The Division of Regenerative Medicine and Cellular Therapies is one of the leading research groups in the UK with a worldwide reputation for excellence in our field. Collectively we have extensive expertise in materials science including biomaterials design, fabrication and analysis and work with both natural and synthetic polymers. We produce an array of scaffolds, hydrogels and microparticles with controlled size, shape, controlled release profiles, and topography.
In addition, we develop materials that are stimuli responsive, self-assemble and with functional biointerfaces. We lead the UK Research Council Regenerative Medicine Platform - Acellular Hub which coordinates the UK’s research effort in producing materials for regenerative medicine applications for a range of tissues. In addition to scaffold fabrication, we are experts in mammalian cell biology, including stem cells, cellular programming/reprogramming technologies and in cell/biomaterial interaction.
We have interests in immunomodulation and the immune response to biomaterials. In addition, we have expertise in developing electrochemical nano-systems for studying and controlling cellular processes which is being applied to the generation of new electroceutics. Our technologies include 3D bioprinting with a particular interest in liver, bone and cartilage, label free 3D chemical analysis of cells and surface & interface analysis, peptide delivery of DNA, mRNA and proteins to control tissue regeneration, electrospinning to form scaffolds that mimic the extraceullar matrix, and in the use of optical tweezers to manipulate the arrangement of cells to form controlled cell niches. We use these technologies and expertise not only for regenerative medicine but for the production of in vitro models for the study of tissue biology, disease and for drug and toxicity screening.

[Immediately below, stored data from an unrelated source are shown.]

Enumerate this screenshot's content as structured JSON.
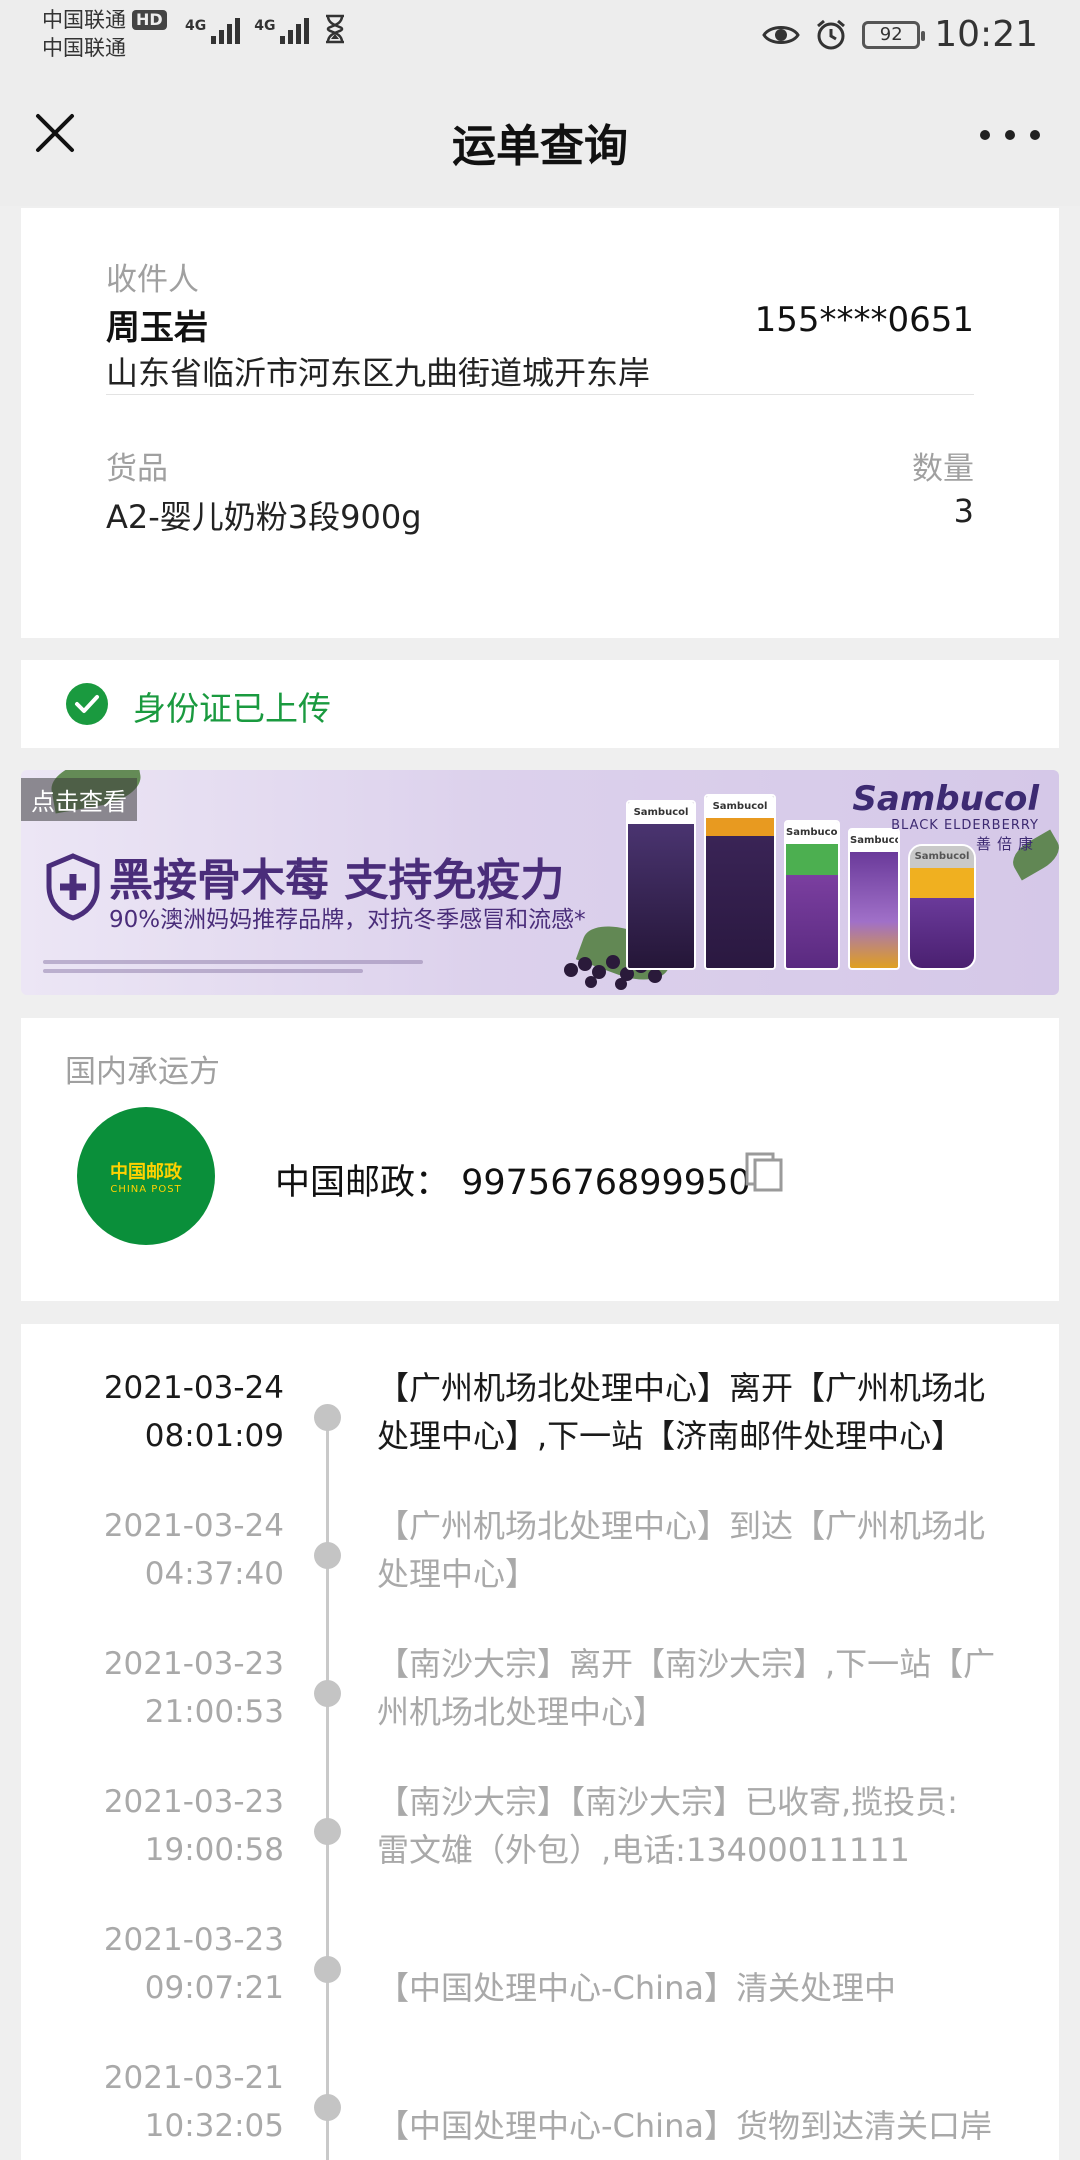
{
  "status_bar": {
    "carrier_1": "中国联通",
    "hd_badge": "HD",
    "carrier_2": "中国联通",
    "signal_1_label": "4G",
    "signal_2_label": "4G",
    "battery": "92",
    "time": "10:21"
  },
  "header": {
    "title": "运单查询"
  },
  "recipient": {
    "label": "收件人",
    "name": "周玉岩",
    "phone": "155****0651",
    "address": "山东省临沂市河东区九曲街道城开东岸"
  },
  "goods": {
    "label": "货品",
    "qty_label": "数量",
    "name": "A2-婴儿奶粉3段900g",
    "qty": "3"
  },
  "id_status": {
    "text": "身份证已上传",
    "color": "#1a9a3f"
  },
  "ad": {
    "view_tag": "点击查看",
    "headline": "黑接骨木莓 支持免疫力",
    "subline": "90%澳洲妈妈推荐品牌，对抗冬季感冒和流感*",
    "brand": "Sambucol",
    "brand_sub": "BLACK ELDERBERRY",
    "brand_cn": "善倍康",
    "products": [
      "Sambucol",
      "Sambucol",
      "Sambucol",
      "Sambucol",
      "Sambucol"
    ]
  },
  "carrier": {
    "label": "国内承运方",
    "logo_text_cn": "中国邮政",
    "logo_text_en": "CHINA POST",
    "tracking": "中国邮政： 9975676899950"
  },
  "timeline": [
    {
      "date": "2021-03-24",
      "time": "08:01:09",
      "line1": "【广州机场北处理中心】离开【广州机场北",
      "line2": "处理中心】,下一站【济南邮件处理中心】",
      "active": true
    },
    {
      "date": "2021-03-24",
      "time": "04:37:40",
      "line1": "【广州机场北处理中心】到达【广州机场北",
      "line2": "处理中心】",
      "active": false
    },
    {
      "date": "2021-03-23",
      "time": "21:00:53",
      "line1": "【南沙大宗】离开【南沙大宗】,下一站【广",
      "line2": "州机场北处理中心】",
      "active": false
    },
    {
      "date": "2021-03-23",
      "time": "19:00:58",
      "line1": "【南沙大宗】【南沙大宗】已收寄,揽投员:",
      "line2": "雷文雄（外包）,电话:13400011111",
      "active": false
    },
    {
      "date": "2021-03-23",
      "time": "09:07:21",
      "line1": "",
      "line2": "【中国处理中心-China】清关处理中",
      "active": false
    },
    {
      "date": "2021-03-21",
      "time": "10:32:05",
      "line1": "",
      "line2": "【中国处理中心-China】货物到达清关口岸",
      "active": false
    }
  ]
}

Our established research laboratories are located within the multidisciplinary Centre for Biomolecular Sciences and the Boots Science Building. We have an extensive network of collaborators within the UK including (but not exclusively) the Universities of Loughborough, Keele, Imperial, Southampton, Glasgow, and Birmingham, the Interface and Surface Analysis Centre (ISAC) and National Physical Laboratory (NPL). Worldwide collaborators include QUT in Australia, the McGowan Institute of Regenerative Medicine, Pittsburgh USA, and MIT USA amongst many others.